The Abode Hotel and Apartments in Woden has been sold to boutique funds management company Serene Capital for $41.5 million.
The hotel was sold with a long-term lease to Iconic Hotels under its Abode brand, a division of Geocon, Canberra’s largest residential builder-developer.
Sitting on a 1516 square metre site at 10 Bowes Street, the hotel offers 152 self-contained apartment-style rooms including one two-bedroom apartment as well as three conference rooms and an all-day dining, in-house restaurant.
CBRE’s Michael Simpson, Vasso Zographou and Tristan Cotchett negotiated the sale on behalf of Shakespeare Property Group following a competitive expressions of interest campaign.
Mr Zographou said the sale campaign generated strong interest from a range of international and domestic investors, who were attracted by the long-term lease agreement and high yearly rental increases.
“The Abode offered a lease return, which was attractive from a yield perspective,” he said.
“Underlying this is the strength of the Canberra hotel sector, corporate and Federal Government-related travel as well as significant domestic tourism.”

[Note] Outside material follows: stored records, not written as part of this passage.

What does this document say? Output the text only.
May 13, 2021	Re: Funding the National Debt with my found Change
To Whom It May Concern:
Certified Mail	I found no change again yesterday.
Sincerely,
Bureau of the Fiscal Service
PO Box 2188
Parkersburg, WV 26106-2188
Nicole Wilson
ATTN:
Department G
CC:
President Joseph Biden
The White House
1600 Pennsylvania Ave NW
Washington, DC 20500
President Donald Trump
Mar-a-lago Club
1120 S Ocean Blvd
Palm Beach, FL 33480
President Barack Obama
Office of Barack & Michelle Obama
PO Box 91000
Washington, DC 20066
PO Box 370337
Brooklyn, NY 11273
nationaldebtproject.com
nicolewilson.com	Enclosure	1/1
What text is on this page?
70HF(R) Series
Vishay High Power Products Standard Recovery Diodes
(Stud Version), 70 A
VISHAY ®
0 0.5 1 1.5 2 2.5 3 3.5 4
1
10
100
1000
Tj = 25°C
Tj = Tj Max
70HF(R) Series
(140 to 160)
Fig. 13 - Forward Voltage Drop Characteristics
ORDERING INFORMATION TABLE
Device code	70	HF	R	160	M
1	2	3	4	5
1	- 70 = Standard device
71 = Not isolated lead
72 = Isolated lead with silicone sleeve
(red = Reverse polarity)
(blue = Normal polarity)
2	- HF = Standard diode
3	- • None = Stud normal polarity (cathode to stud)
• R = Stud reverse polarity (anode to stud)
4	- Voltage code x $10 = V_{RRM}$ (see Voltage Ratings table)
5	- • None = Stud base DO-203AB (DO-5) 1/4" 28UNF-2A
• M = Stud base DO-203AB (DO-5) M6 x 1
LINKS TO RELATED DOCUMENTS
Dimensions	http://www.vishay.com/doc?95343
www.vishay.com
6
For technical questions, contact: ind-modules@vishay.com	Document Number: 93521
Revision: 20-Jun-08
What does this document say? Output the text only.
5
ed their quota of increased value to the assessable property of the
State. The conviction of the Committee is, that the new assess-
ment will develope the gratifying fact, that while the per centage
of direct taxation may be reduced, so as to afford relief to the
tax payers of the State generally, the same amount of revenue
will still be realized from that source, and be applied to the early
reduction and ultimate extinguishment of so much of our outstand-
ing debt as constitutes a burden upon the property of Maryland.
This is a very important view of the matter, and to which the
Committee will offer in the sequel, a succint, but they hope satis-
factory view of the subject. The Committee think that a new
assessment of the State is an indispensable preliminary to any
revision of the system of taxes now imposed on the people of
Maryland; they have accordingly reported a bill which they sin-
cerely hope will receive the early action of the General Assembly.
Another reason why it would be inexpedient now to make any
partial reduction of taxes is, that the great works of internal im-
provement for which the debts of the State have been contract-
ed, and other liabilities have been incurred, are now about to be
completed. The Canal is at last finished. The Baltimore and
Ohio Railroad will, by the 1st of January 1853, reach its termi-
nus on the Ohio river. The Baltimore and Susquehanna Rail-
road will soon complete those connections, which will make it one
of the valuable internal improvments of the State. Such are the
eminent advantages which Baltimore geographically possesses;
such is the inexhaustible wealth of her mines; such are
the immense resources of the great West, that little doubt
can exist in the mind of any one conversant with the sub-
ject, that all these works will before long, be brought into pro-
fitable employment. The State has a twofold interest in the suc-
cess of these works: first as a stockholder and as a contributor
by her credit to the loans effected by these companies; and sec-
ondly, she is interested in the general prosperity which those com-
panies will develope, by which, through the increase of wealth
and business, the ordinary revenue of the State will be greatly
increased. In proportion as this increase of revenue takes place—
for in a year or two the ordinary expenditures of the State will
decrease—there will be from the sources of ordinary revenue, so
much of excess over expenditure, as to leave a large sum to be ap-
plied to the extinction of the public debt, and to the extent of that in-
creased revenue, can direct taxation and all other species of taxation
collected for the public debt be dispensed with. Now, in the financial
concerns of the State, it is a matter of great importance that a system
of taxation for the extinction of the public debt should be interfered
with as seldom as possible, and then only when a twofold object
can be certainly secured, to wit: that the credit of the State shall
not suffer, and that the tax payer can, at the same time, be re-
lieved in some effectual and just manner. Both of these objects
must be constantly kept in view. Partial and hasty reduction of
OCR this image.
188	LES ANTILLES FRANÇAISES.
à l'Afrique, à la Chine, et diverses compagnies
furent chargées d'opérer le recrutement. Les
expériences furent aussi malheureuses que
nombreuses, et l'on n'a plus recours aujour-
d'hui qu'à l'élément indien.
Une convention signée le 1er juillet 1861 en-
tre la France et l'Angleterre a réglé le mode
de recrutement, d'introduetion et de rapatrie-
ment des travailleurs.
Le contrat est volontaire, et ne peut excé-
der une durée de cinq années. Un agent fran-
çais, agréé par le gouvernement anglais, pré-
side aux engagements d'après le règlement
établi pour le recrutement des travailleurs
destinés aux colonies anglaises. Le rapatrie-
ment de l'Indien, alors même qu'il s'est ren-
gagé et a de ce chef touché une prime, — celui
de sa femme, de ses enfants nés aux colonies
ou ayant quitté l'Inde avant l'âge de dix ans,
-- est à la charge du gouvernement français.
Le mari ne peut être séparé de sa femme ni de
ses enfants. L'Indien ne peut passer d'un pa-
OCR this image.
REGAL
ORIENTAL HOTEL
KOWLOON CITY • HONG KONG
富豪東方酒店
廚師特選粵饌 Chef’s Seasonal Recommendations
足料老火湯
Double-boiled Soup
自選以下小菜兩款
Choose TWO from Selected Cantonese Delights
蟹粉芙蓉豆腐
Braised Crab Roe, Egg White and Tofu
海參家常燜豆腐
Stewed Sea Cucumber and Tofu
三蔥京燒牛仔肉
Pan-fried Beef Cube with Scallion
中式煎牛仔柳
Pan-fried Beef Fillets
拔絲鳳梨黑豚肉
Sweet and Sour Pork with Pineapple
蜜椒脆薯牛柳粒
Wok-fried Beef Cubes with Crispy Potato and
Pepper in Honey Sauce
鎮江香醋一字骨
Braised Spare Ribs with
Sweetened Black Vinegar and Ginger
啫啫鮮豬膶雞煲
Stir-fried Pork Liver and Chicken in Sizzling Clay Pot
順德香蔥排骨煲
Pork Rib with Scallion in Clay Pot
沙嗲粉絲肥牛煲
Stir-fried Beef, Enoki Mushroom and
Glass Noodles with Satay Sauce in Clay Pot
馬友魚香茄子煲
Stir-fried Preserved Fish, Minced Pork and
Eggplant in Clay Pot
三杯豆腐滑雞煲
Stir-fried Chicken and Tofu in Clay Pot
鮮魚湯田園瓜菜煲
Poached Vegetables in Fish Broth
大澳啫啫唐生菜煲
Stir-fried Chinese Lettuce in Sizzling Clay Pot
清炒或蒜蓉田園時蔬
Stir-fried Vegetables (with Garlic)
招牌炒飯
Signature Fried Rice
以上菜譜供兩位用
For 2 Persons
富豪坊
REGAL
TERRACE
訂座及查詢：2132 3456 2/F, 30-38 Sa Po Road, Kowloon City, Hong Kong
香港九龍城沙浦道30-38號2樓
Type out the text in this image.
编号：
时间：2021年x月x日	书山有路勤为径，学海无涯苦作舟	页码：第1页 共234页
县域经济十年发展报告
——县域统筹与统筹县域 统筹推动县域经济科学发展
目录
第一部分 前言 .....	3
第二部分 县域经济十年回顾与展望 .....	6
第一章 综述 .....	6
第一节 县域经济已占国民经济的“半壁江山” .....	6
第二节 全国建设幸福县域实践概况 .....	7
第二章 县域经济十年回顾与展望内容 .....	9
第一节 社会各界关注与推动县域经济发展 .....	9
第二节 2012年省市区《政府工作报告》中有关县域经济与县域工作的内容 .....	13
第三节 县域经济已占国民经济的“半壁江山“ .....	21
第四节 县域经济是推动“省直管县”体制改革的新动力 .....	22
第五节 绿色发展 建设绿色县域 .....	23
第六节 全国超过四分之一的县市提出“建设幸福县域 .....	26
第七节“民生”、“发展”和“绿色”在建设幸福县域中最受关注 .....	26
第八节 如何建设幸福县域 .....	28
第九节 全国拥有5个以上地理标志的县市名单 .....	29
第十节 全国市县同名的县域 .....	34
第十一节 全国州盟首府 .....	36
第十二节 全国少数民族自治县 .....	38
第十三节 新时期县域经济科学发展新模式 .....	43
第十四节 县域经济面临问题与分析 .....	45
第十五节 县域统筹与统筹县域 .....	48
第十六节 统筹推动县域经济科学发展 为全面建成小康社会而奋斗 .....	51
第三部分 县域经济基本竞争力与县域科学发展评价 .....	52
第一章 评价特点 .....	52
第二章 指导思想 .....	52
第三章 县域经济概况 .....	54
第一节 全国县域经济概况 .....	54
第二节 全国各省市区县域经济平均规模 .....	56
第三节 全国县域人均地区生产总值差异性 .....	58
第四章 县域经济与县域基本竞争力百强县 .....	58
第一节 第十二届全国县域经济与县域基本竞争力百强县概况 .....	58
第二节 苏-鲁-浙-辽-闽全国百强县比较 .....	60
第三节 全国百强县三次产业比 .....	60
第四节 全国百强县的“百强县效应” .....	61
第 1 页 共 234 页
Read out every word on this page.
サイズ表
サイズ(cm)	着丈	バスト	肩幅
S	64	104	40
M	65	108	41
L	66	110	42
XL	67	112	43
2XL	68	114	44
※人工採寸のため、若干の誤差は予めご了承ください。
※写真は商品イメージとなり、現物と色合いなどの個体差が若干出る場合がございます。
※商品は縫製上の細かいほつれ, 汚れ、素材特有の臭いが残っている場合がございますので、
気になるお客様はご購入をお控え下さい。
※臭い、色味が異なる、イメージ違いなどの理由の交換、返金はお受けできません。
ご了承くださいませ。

Shakespeare Property Group vice president – Hospitality Assets & Investments, Richard Saab said Abode Hotel and Apartments was the first hotel acquired by the group.
“With circa $2 billion of commercial and hotel properties, we considered it timely to sell the asset and redeploy the capital to other investment opportunities,” he said.
The acquisition is the latest for Sydney-based investment manager Serene Capital, which has more than $750 million in assets under management and advisory across the hotel and office sectors.
This includes the Adina Serviced Apartments in Dickson.
The purchase will boost Serene’s hotel portfolio to 10 properties.
Serene Capital CEO and co-founder Glen Boultwood said it had recently reopened the Serene Capital Hotel Fund 1 to new wholesale investors with a closing date for applications of 30 September 2023 after raising $20 million earlier in the year.
“We are now starting to see hotel yields and value back at levels when we started the fund back in 2014,” he said. “Having not invested over the past five years due to the lack of perceived value, our discipline is continuing to pay dividends to new and existing investors in the fund.”